Ces trois études, ensemble, soulignent donc que l’Anatolie, même après Apamée, restait un espace sous influence séleucide (au moins idéologique), dont les acteurs majeurs étaient les dynastes locaux et non les Romains, encore très lointains.
Concernant le cas de la Judée, qui constitue la matière de la quatrième partie, l’ouvrage propose les visions contradictoires de deux historiens : Altay Coşkun, qui s’intéresse à la diplomatie triangulaire entre Rome, les Maccabées et leurs opposants, et Edward Dąbrowa, consacrant son chapitre au rôle des Romains dans la route des Juifs vers l’indépendance. Ce dernier chercheur fournit, si l’on peut dire, un aperçu des interprétations qui font aujourd’hui de plus en plus consensus, analysant trois relations diplomatiques entre Rome et les Juifs au temps de Jean Hyrcan et considérant que les déclarations d’amicitia romaine sont toujours purement rhétoriques, mais qu’elles sont néanmoins recherchées par les Hasmonéens parce qu’elles permettent peut-être de s’imposer face aux concurrents dans leur propre ethnarchie. Mais après l’avènement d’Alexandre Jannée, les Hasmonéens auraient rompu avec cette politique, constatant que les Séleucides ne constituaient plus une menace pour eux. Ce serait un manque d’intérêt mutuel qui, joint au déclin séleucide, entraînerait l’éloignement des Juifs et des Romains.
À l’inverse de cette lecture, Altay Coşkun propose de réexaminer la question en ces termes : il postule l’authenticité de tous les documents cités dans le premier livre des Maccabées (1 M), prétend donc corriger par eux la narration de 1 M, puis déduit que 1 M a été en réalité écrit par deux auteurs successifs, qu’il appelle l’Auteur et le Continuateur, datés respectivement de ca. 140 et 128, remontant de presque trente ans la composition finale de cette œuvre par rapport aux vues les plus courantes. Au contraire de Dąbrowa, il pense que les traités sont de véritables succès, l’intervention militaire ne venant jamais parce qu’elle n’est jamais demandée par les Juifs. Quant à leur usage dans la politique intérieure de la Judée, selon lui cela signifie que les opposants aux Hasmonéens les voient comme efficaces. L’historien propose un modèle triangulaire de la diplomatique romaine : les ambassadeurs apportent à Rome un courrier de Jérusalem, recevant là un courrier pour les opposants (souvent séleucides) et un autre pour Jérusalem. Pour finir, il montre que les Romains se désintéressent progressivement des affaires juives, peut-être en raison de leurs préoccupations plus immédiates face à l’invasion des Cimbres et des Teutons, entre autres facteurs.
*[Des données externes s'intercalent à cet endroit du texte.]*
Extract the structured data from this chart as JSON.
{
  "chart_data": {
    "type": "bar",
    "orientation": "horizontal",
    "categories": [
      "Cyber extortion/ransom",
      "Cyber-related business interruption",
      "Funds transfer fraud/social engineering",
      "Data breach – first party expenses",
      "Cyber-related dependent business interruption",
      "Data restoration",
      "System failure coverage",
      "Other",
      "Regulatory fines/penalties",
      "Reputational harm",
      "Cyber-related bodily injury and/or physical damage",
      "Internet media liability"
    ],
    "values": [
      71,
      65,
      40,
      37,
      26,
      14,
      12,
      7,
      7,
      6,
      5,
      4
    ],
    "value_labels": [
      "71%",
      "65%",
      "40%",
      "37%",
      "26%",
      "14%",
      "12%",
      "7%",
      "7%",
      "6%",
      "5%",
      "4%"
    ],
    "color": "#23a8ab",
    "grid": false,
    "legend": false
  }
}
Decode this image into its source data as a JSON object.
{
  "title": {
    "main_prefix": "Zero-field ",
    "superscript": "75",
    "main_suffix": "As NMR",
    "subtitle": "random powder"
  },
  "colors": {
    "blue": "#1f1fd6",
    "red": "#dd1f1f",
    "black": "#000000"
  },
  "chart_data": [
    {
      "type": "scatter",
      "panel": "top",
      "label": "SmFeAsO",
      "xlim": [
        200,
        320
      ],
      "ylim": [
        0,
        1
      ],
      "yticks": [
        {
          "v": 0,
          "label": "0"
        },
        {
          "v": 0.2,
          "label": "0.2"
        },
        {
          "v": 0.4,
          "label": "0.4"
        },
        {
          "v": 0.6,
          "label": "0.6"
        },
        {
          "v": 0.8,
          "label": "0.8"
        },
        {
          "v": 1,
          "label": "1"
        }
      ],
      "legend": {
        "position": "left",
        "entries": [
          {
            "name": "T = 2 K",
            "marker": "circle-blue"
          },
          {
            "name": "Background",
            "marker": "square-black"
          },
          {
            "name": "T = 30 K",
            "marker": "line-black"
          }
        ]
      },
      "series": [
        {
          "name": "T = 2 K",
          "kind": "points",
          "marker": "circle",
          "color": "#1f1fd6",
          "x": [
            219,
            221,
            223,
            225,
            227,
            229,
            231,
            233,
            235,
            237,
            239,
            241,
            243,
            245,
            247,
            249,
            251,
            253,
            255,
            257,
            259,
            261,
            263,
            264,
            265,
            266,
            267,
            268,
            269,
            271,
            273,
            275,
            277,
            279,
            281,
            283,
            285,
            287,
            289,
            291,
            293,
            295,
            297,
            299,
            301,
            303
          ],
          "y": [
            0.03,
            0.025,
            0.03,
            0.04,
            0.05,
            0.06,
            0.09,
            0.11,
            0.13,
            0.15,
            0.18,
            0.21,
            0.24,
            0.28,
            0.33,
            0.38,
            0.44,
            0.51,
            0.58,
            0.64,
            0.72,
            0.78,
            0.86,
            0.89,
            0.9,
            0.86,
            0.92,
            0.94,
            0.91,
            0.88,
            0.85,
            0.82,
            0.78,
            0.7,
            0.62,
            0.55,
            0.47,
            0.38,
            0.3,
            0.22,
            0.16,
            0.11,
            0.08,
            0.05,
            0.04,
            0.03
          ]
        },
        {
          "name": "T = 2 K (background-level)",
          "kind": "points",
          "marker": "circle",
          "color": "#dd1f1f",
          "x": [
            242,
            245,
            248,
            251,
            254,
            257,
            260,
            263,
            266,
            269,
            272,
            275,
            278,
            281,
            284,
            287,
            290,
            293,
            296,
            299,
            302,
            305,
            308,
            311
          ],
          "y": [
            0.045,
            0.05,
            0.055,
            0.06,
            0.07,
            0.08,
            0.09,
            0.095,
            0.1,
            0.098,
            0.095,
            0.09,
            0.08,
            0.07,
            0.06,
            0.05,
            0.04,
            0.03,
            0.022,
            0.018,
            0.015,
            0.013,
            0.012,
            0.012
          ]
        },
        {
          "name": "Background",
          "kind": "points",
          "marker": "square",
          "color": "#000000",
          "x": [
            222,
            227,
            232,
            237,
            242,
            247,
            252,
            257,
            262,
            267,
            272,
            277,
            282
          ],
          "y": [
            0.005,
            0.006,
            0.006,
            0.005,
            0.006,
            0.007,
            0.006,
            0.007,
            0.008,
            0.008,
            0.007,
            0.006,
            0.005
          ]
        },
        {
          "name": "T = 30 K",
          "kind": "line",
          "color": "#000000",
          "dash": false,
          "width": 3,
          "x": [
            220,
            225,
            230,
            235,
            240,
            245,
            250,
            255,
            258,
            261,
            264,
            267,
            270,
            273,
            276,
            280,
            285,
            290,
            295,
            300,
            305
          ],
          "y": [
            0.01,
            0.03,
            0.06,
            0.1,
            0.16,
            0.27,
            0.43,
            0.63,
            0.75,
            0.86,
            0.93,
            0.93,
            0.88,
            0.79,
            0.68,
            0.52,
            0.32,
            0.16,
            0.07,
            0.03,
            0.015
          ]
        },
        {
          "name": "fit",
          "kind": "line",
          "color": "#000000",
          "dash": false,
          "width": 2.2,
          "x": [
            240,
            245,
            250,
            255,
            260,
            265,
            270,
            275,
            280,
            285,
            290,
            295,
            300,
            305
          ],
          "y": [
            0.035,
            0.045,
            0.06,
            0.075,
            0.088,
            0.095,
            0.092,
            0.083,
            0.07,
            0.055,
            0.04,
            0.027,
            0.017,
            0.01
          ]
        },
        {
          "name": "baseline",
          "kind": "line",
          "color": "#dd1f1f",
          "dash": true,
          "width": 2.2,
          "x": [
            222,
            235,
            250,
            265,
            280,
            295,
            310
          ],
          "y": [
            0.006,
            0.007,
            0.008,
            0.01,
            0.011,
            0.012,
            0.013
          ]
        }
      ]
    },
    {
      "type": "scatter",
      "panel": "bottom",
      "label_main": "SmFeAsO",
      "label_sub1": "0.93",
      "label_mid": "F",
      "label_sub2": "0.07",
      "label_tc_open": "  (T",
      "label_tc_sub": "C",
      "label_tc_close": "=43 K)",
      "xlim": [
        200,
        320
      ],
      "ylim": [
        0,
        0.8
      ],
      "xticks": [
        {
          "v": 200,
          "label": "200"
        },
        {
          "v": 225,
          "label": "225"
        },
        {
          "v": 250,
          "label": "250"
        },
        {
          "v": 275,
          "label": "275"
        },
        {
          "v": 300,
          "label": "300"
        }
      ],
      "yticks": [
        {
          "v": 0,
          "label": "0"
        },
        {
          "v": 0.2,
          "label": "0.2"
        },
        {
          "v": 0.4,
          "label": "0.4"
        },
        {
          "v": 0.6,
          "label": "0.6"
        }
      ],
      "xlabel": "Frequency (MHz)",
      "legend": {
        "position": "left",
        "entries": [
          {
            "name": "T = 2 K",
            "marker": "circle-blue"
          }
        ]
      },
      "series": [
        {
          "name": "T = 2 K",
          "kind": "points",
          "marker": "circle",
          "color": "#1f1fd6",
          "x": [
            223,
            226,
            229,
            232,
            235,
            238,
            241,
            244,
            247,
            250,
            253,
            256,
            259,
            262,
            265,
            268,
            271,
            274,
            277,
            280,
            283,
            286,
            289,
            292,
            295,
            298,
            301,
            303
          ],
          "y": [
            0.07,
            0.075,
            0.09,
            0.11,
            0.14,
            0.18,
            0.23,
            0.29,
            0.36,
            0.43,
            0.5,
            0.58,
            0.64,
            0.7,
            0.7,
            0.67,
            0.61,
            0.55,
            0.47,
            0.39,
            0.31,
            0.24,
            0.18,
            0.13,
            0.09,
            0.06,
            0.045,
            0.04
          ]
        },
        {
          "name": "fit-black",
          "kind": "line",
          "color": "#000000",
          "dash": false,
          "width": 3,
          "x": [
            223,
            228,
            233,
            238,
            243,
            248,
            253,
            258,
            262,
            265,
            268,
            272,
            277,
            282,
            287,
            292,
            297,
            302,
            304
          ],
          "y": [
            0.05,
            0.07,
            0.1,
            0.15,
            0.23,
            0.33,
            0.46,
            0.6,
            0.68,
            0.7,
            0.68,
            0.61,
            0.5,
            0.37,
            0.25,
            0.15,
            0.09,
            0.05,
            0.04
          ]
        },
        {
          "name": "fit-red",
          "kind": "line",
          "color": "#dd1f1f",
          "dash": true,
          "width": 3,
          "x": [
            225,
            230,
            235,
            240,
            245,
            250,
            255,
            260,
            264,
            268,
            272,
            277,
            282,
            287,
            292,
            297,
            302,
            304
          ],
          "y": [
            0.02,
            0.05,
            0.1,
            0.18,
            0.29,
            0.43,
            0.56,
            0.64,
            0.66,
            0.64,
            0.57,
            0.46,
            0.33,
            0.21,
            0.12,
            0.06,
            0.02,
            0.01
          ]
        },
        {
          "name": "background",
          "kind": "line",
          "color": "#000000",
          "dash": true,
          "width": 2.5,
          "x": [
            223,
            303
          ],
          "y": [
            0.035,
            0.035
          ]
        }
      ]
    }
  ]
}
Une cinquième partie, composée de deux chapitres, traite le cas de la Babylonie, très loin de l’ombre de Rome qui a donné son titre à l’ouvrage. David Engels s’intéresse à l’absence de soldats babyloniens apparaissant dans les sources, d’autant plus étonnante que l’armée perse en alignait encore à Gaugamèles devant Alexandre. Parmi quatre hypothèses formulées dans l’historiographie, il en retient en particulier deux, contradictoires : soit cette absence indique un refus séleucide d’enseigner l’art de la guerre à des populations qui pourraient s’en servir contre eux, soit elle indique que les Babyloniens, tout comme les Syriens également absents des listes, servaient comme phalangistes dans le cœur de l’armée gréco-macédonienne. On le voit, la réponse à cette énigme en dit long sur la nature du régime séleucide, soit distant et préservateur d’une certaine supériorité des Gréco‑Macédoniens et des Iraniens, soit au contraire intégrateur dans une forme d’association impériale. Après discussion, Engels donne la préférence à l’option de l’intégration, faisant de la Mésopotamie une « terre de recrutement au potentiel considérable » (p. 409-410).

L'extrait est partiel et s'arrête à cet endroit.